Its language constructs as well as its object-oriented approach aim to
help programmers write clear, logical code for small and large-scale projects
"""

# 2. Segmentasi Kalimat
# ==============================================================================
# Use regex to split into sentences (basic approach)
sentences = re.split(r'(?<=[.!?])\s+', contoh_raw.strip().replace('\n', ' '))
print(f"Jumlah Kalimat: {len(sentences)}")
print("-" * 50)

# Inisialisasi list untuk menyimpan matriks frekuensi
frequency_matrix = []

# Define a basic set of English stopwords
english_stopwords = set([
    'i', 'me', 'my', 'myself', 'we', 'our', 'ours', 'ourselves', 'you', "you're", "you've", "you'll", "you'd",
    'your', 'yours', 'yourself', 'yourselves', 'he', 'him', 'his', 'himself', 'she', "she's", 'her', 'hers',
    'herself', 'it', "it's", 'its', 'itself', 'they', 'them', 'their', 'theirs', 'themselves', 'what', 'which',
    'who', 'whom', 'this', 'that', "that'll", 'these', 'those', 'am', 'is', 'are', 'was', 'were', 'be', 'been',
    'being', 'have', 'has', 'had', 'having', 'do', 'does', 'did', 'doing', 'a', 'an', 'the', 'and', 'but', 'if',
    'or', 'because', 'as', 'until', 'while', 'of', 'at', 'by', 'for', 'with', 'about', 'against', 'between',
    'into', 'through', 'during', 'before', 'after', 'above', 'below', 'to', 'from', 'up', 'down', 'in', 'out',
    'on', 'off', 'over', 'under', 'again', 'further', 'then', 'once', 'here', 'there', 'when', 'where', 'why',
    'how', 'all', 'any', 'both', 'each', 'few', 'more', 'most', 'other', 'some', 'such', 'no', 'nor', 'not',
    'only', 'own', 'same', 'so', 'than', 'too', 'very', 's', 't', 'can', 'will', 'just', 'don', "don't", 'should',
    "should've", 'now', 'd', 'll', 'm', 'o', 're', 've', 'y', 'ain', 'aren', "aren't", 'couldn', "couldn't",
    'didn', "didn't", 'doesn', "doesn't", 'hadn', "hadn't", 'hasn', "hasn't", 'haven', "haven't", 'isn', "isn't",
    'ma', 'mightn', "mightn't", 'mustn', "mustn't", 'needn', "needn't", 'shan', "shan't", 'shouldn', "shouldn't",
    'wasn', "wasn't", 'weren', "weren't", 'won', "won't", 'wouldn', "wouldn't"
])


# 3. & 4. Tokenisasi, Pembersihan, dan Perhitungan Frekuensi
# ==============================================================================
for i, sentence in enumerate(sentences):
    # a. Tokenisasi Kata (simple split by whitespace and punctuation)
    words = re.findall(r'\b\w+\b', sentence.lower())

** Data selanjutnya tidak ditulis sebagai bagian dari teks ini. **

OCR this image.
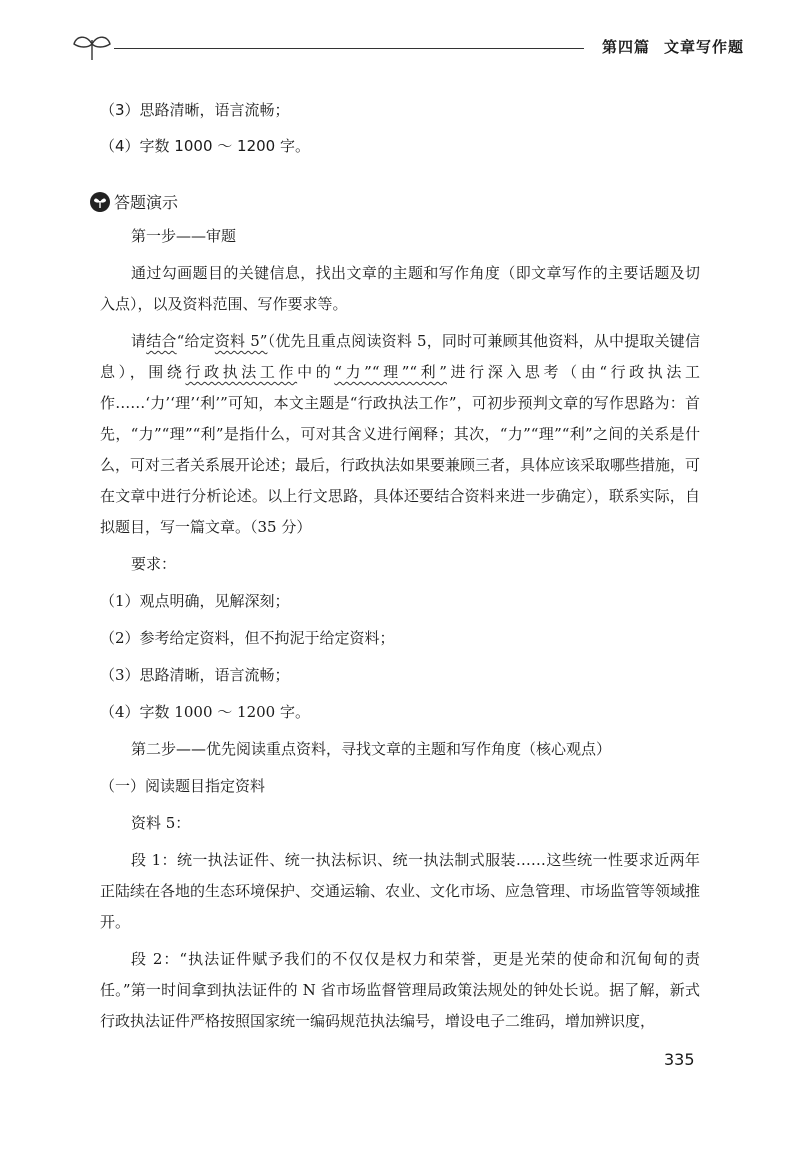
第四篇 文章写作题
（3）思路清晰，语言流畅；
（4）字数 1000 ～ 1200 字。
答题演示
第一步——审题
通过勾画题目的关键信息，找出文章的主题和写作角度（即文章写作的主要话题及切入点），以及资料范围、写作要求等。
请结合“给定资料 5”（优先且重点阅读资料 5，同时可兼顾其他资料，从中提取关键信息），围绕行政执法工作中的“力”“理”“利”进行深入思考（由“行政执法工作……‘力’‘理’‘利’”可知，本文主题是“行政执法工作”，可初步预判文章的写作思路为：首先，“力”“理”“利”是指什么，可对其含义进行阐释；其次，“力”“理”“利”之间的关系是什么，可对三者关系展开论述；最后，行政执法如果要兼顾三者，具体应该采取哪些措施，可在文章中进行分析论述。以上行文思路，具体还要结合资料来进一步确定），联系实际，自拟题目，写一篇文章。（35 分）
要求：
（1）观点明确，见解深刻；
（2）参考给定资料，但不拘泥于给定资料；
（3）思路清晰，语言流畅；
（4）字数 1000 ～ 1200 字。
第二步——优先阅读重点资料，寻找文章的主题和写作角度（核心观点）
（一）阅读题目指定资料
资料 5：
段 1：统一执法证件、统一执法标识、统一执法制式服装……这些统一性要求近两年正陆续在各地的生态环境保护、交通运输、农业、文化市场、应急管理、市场监管等领域推开。
段 2：“执法证件赋予我们的不仅仅是权力和荣誉，更是光荣的使命和沉甸甸的责任。”第一时间拿到执法证件的 N 省市场监督管理局政策法规处的钟处长说。据了解，新式行政执法证件严格按照国家统一编码规范执法编号，增设电子二维码，增加辨识度，
335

    # b. Pembersihan: Menghapus stopwords
    cleaned_words = [word for word in words if word not in english_stopwords]

    # c. Menghitung frekuensi kata dalam kalimat
    word_freq = Counter(cleaned_words)
    frequency_matrix.append(word_freq)

    print(f"Kalimat {i+1} (Original): {sentence}")
    print(f"Kalimat {i+1} (Bersih): {cleaned_words}")
    print(f"Matriks Frekuensi Kalimat {i+1}: {dict(word_freq)}")
    print("-" * 50)

# 5. Hasil Akhir Matriks Frekuensi Kata-kata
# ==============================================================================
print("\n## Hasil Matriks Frekuensi Kata per Kalimat (setelah Stopword Removal)")
print("Matriks Frekuensi:")
for i, freq in enumerate(frequency_matrix):
    print(f"Kalimat {i+1}: {dict(freq)}")

Jumlah Kalimat: 3
--------------------------------------------------
Kalimat 1 (Original): Python is an interpreted high-level general-purpose programming language.
Kalimat 1 (Bersih): ['python', 'interpreted', 'high', 'level', 'general', 'purpose', 'programming', 'language']
Matriks Frekuensi Kalimat 1: {'python': 1, 'interpreted': 1, 'high': 1, 'level': 1, 'general': 1, 'purpose': 1, 'programming': 1, 'language': 1}
--------------------------------------------------
Kalimat 2 (Original): Its design philosophy emphasizes code readability with its use of significant indentation.
Kalimat 2 (Bersih): ['design', 'philosophy', 'emphasizes', 'code', 'readability', 'use', 'significant', 'indentation']
Matriks Frekuensi Kalimat 2: {'design': 1, 'philosophy': 1, 'emphasizes': 1, 'code': 1, 'readability': 1, 'use': 1, 'significant': 1, 'indentation': 1}
--------------------------------------------------
Kalimat 3 (Original): Its language constructs as well as its object-oriented approach aim to

TUGAS

In [None]:
import pandas as pd
from sklearn.feature_extraction.text import CountVectorizer, TfidfVectorizer
from nltk.corpus import stopwords
import nltk

# Unduh stopwords Bahasa Indonesia jika belum
try:
    nltk.data.find('corpora/stopwords')
except nltk.downloader.DownloadError:
    nltk.download('stopwords')

# Teks input
teks_raw = """
Dinas Kesehatan Kabupaten/Kota dan Puskesmas juga dapat membuat pos pelayanan
vaksinasi COVID-19. Dianjurkan agar setiap sasaran mencari informasi terlebih dahulu terkait
jadwal layanan masing-masing fasilitas pelayanan kesehatan atau pos pelayanan vaksinasi
"""

# 1. Segmentasi Kalimat (Dokumen)
# Setiap kalimat akan dianggap sebagai satu dokumen dalam korpus
korpus = [
    "Dinas Kesehatan Kabupaten/Kota dan Puskesmas juga dapat membuat pos pelayanan vaksinasi COVID-19.",
    "Dianjurkan agar setiap sasaran mencari informasi terlebih dahulu terkait jadwal layanan masing-masing fasilitas pelayanan kesehatan atau pos pelayanan vaksinasi"
]

# Dapatkan daftar stopwords Bahasa Indonesia
list_stopwords = stopwords.words('indonesian')

In [None]:
# Inisialisasi CountVectorizer dengan stopwords Bahasa Indonesia
cv = CountVectorizer(stop_words=list_stopwords)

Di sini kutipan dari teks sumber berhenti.